The response format of the explanatory variable (frequency of cannabis use) was a ten-point scale, since variable was binned into 10 categories (1.“Every day”, 2.”Nearly every day”, 3.”3-4 times a week”, 4.“1-2 times a week”, 5.“2-3 times a month”, 6.“Once a month”, 7.“7-11 times a year”, 8.“3-6 times a year”, 9.“2 times a year”, 10.“Once a year”) and participants could choose an answer among these response options. As far as major depression and general anxiety diagnoses (response variables) are concerned, they were coded dichotomously (two-point scale), which indicates options that were absolutely opposite to each other (1.”Yes”, 2.”No”).

In order to evaluate the magnitude of the current cannabis use, smoking quantity was taken into consideration. Thus, from the quantity of joints smoked per day when using the most (quantitative variable), a new secondary variable was created (categorical variable), that estimates on average the quantity of joints smoked per month, by multiplying the number of joints smoked per day with the number of days an individual smoked per month.

An ANOVA (C->Q) was used, for the examination of the relationship between the psychiatric disorders (categorical explanatory variables) and cannabis use quantity (quantitative response variable).

For the correlation between frequency of cannabis use (explanatory variable) and such psychiatric disorders (response variables), a Chi-square Test of Independence (C->C) was used, so that the chi-square and p values were measured. Furthermore, in order to determine which frequency groups are different from the others, post hoc pair comparisons were performed, using Bonferroni Adjustment approach, since the explanatory variable had more than 2 levels. In addition, the association was visualized graphically, using a bivariate bar chart.

Subsequently, the hypothesis was refined and Pearson Correlation analysis (Q->Q) was used, to examine the association between the age when the individuals began using cannabis the most (quantitative explanatory variable) and the age when they experienced the first episode of major depression and general anxiety (quantitative response, variable). The results were also visualized with scatterplots.

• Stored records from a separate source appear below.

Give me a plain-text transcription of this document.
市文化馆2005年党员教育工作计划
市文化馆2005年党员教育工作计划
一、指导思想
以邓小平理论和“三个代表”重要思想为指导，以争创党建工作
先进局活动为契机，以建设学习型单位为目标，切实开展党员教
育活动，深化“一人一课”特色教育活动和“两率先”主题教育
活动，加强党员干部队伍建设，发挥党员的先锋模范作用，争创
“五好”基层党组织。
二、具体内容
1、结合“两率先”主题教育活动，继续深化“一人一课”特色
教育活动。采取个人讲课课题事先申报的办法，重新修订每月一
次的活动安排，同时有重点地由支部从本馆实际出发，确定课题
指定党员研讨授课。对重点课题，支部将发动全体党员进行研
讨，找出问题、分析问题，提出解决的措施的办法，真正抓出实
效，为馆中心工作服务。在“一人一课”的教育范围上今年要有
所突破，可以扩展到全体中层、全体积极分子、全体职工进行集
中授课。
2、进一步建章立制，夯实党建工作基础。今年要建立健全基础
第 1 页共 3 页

Last but not least, a categorical two-point scale (1.”Yes”, 2.”No”) lurking variable (”Any family members or close friend died in the last 12 months.”) was taken into account, in order to examine if this factor moderates the association between cannabis use and both major depression and general anxiety diagnoses in the last 12 months.

References

Bridget F. Grant, Ph.D., Ph.D., and Deborah A. Dawson, Ph.D. Introduction to the National Epidemiologic Survey on Alcohol and Related Conditions.